Mr Marufu cited some of the companies that benefited from the laxity in the finance department including a contract with Gemalto for the One Wallet system and Bopela that was into cellphone towers.
“The contract (Gemalto) was designed in such a way that the provider of the system earns four cents for every registered subscriber on the system, even though very few, if any, were actually using the system.
“The system product was poorly marketed, an agent network was non-existent, the system itself did not work efficiently and as a result was bringing virtually no revenue to the organisation.”
“On the other hand, NetOne was faced with demands from Gemalto to pay support fees, adding up to over $500 000 compared to revenue generated of only $904 in October 2015,” said Mr Marufu.
On Bopela, Mr Marufu said Mrs Ndlovu noted that several “rush” payments were being made to the company despite the fact that it had no contract with NetOne.”
The company was involved primarily in the construction of cellphone towers, but had received two payments of $40 000 each for provision of service to sign up to 500 000 youths as NetOne subscribers, which service had not been delivered.
“Prior to the arrival of the CFO, suppliers would be paid on statement and no attempt was being made to reconcile these statements to invoices and in turn, the invoices to goods delivered.
“The CFO insisted on a reconciliation of the statements for fuel delivery, even though she was under pressure from the chief executive officer (Mr Kangai) to pay a supplier Redan Fuels, an amount of $183 000.
“On reconciling the amount, it was found that the amount due to Redan was only $87 000 which was duly paid. The balance would only be paid once invoices were provided and these reconciled to product received by NetOne,” said Mr Marufu.
Mrs Ndlovu was also receiving several calls from PowerTel threatening to cut off services for the failure by NetOne to pay for services.
“Investigations showed that PowerTel was owed far less than the $400 000 they were claiming was due, after reconciliations were done and technical department confirmed which circuits were being leased compared to what was in the statement.
“This underlined the need to reconcile and confirm receipt of service before rushing to make payments based on statements and the threats of switching off.
“The CFO expressed concerns at payments that were being made for cellphone tower rentals. In some cases contracts were being backdated and in other payments were being made for rentals as far into the future as 2021
“A payment of $14 400 was made to Richwood Sports Club for rental of a cellphone tower site from 1 June 2015 to 1 June 2021. In addition to this being a prepayment, an increase in rental was offered at a time when the organisation was looking at reducing the cost of site rentals,” said Mr Marufu.
The board chairperson added that Mrs Ndlovu also noted bank reconciliations that were not being cleared on time with some dating back as far back as 2013.
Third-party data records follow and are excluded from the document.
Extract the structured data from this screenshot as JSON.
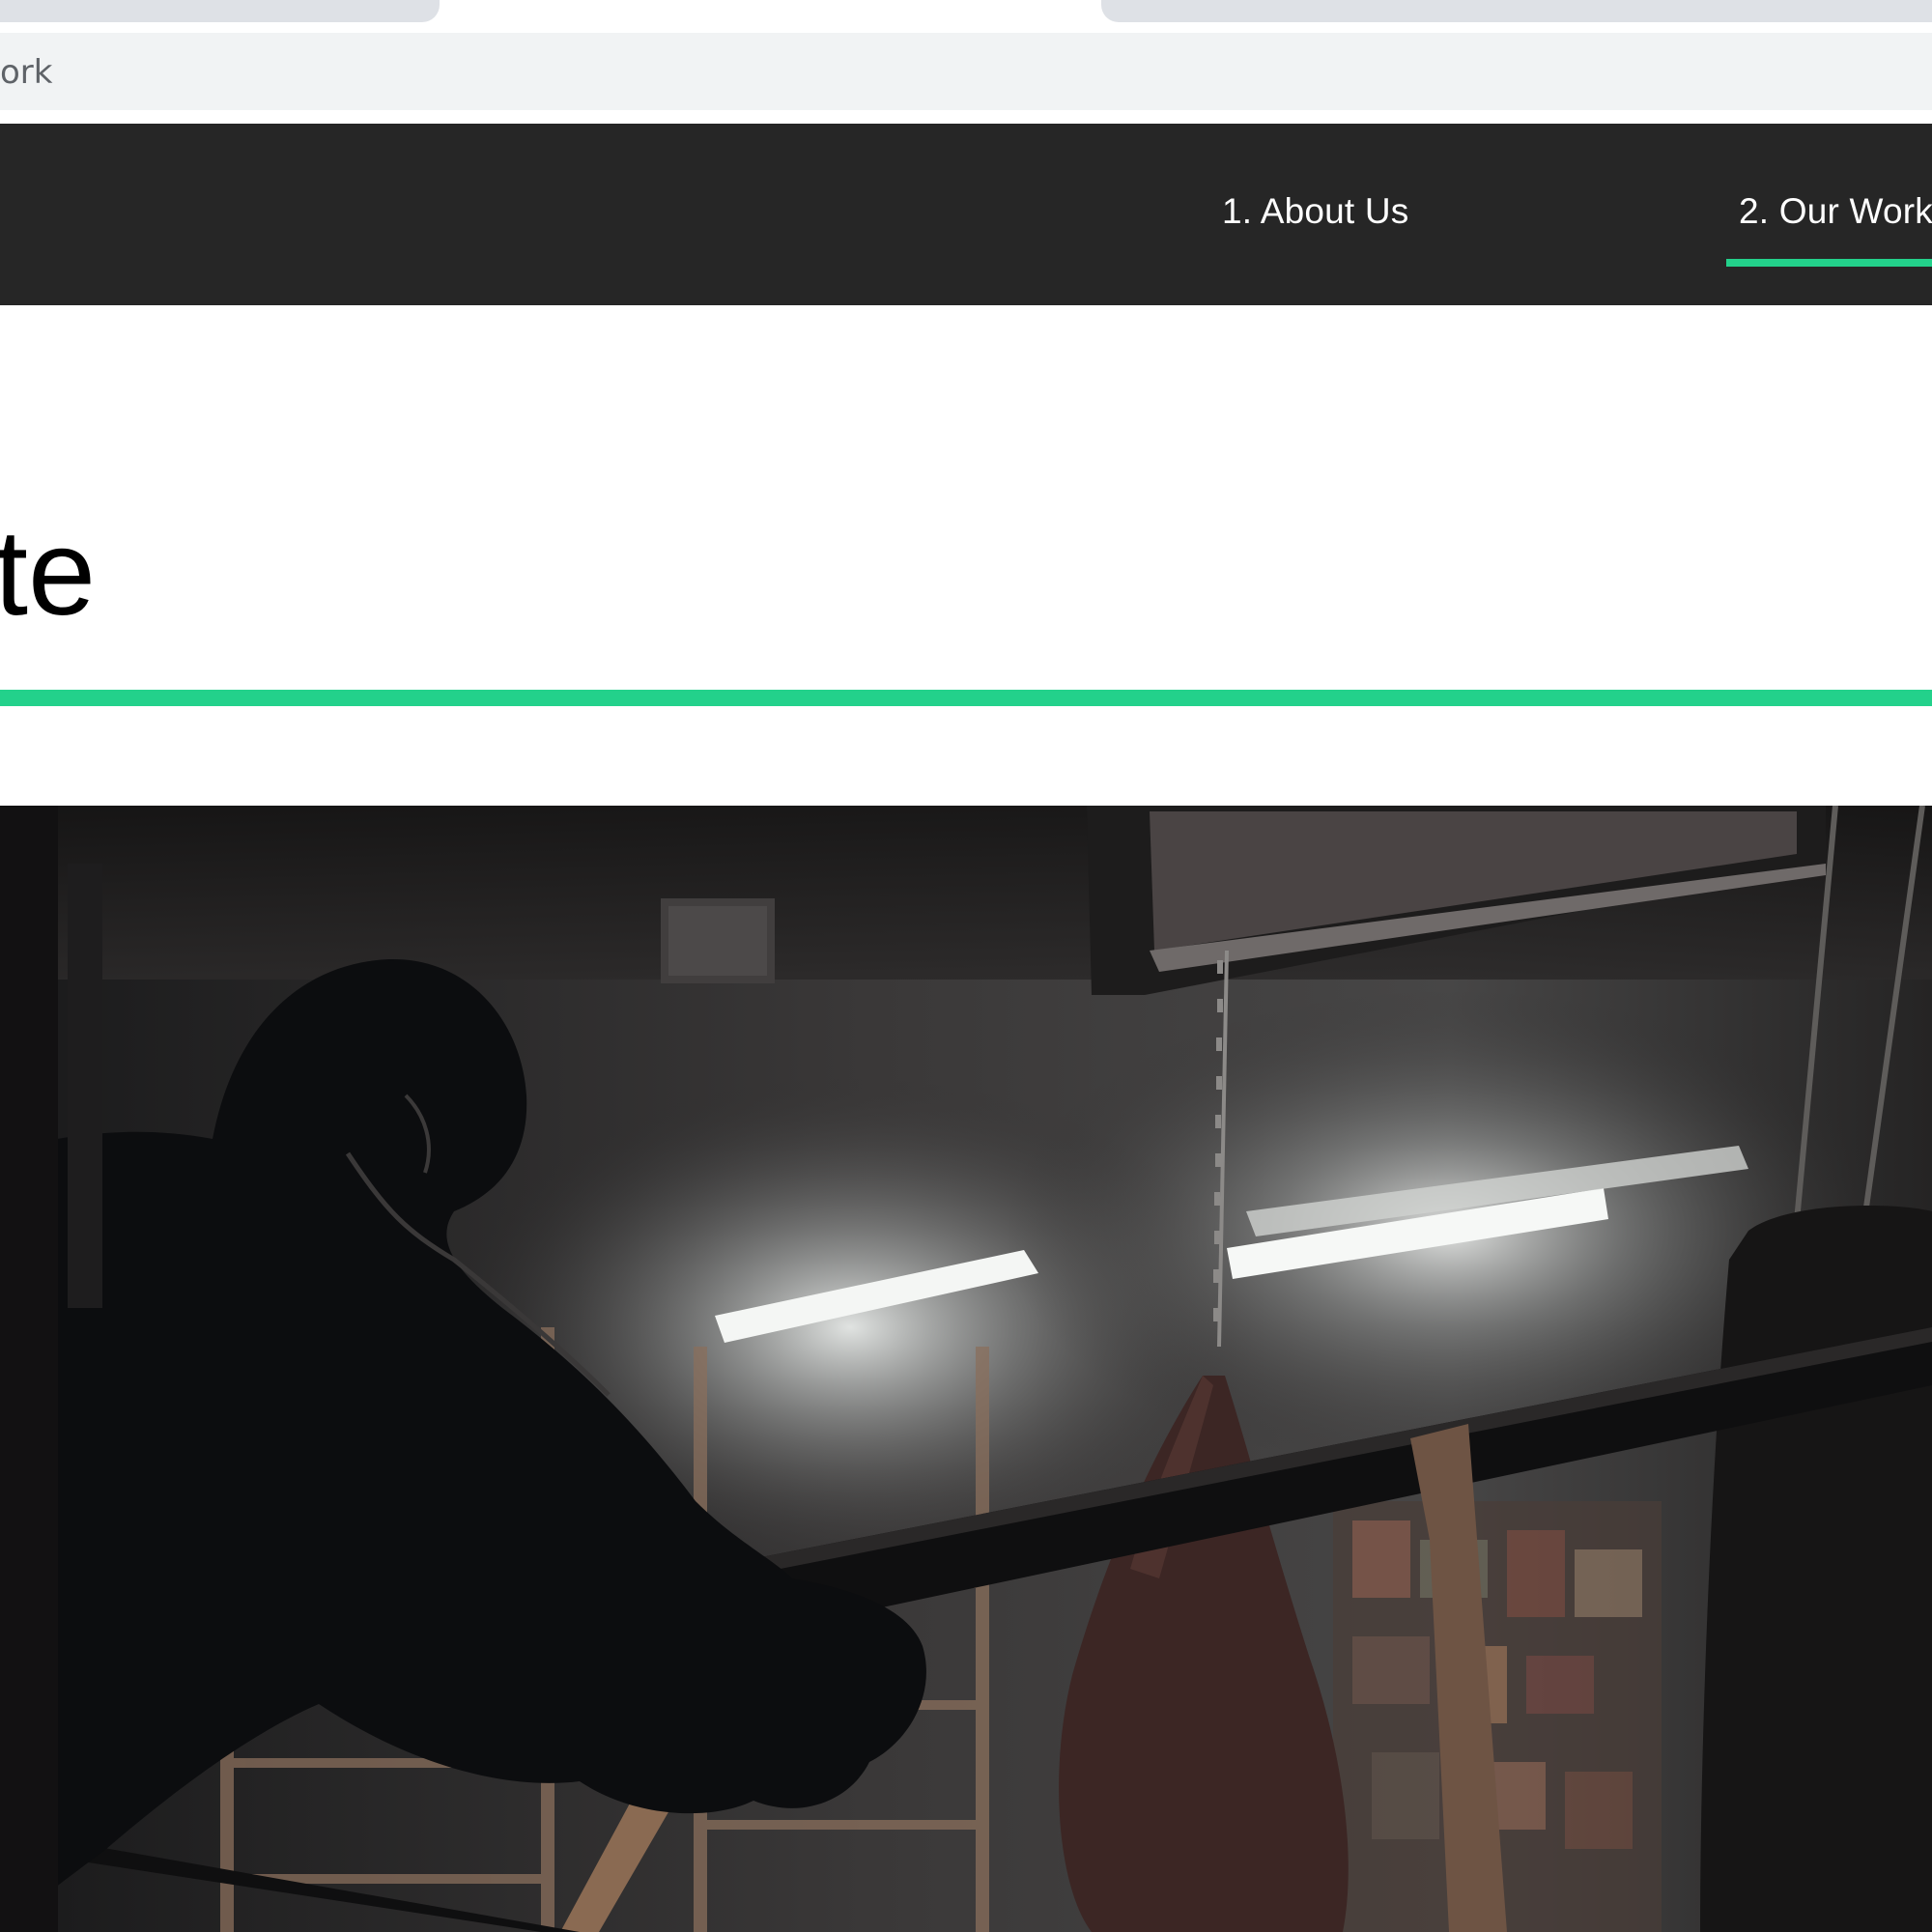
{
  "browser": {
    "url_fragment": "ork"
  },
  "nav": {
    "items": [
      {
        "label": "1. About Us",
        "active": false
      },
      {
        "label": "2. Our Work",
        "active": true
      }
    ],
    "accent_color": "#23d18b",
    "background_color": "#262626"
  },
  "hero": {
    "heading": "te"
  }
}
He said this posed a financial risk to the organisation as there was risk of duplicate payments
In the report, Mr Marufu also confirmed earlier reports by The Herald that Mr Kangai was against the employment of Mrs Ndlovu on a full-time basis after she gave birth during her probation period.
He said after receiving the report, the board deliberated on actions to take going forward.
“The board is of the opinion that NetOne could potentially be the leading State-owned entity in terms of contribution of taxes and dividends to Government. The organisation has not been able to live up to this role as a result of a combination of ineptitude, incompetence, a lack of focus on the commercial aspects of the business and possibly criminal behaviour.
“The board is committed to getting to the root of all these and the restructuring of the organisation, which is now complete, has proved to be invaluable in providing the board with the information it requires to be able to act decisively,” said Mr Marufu.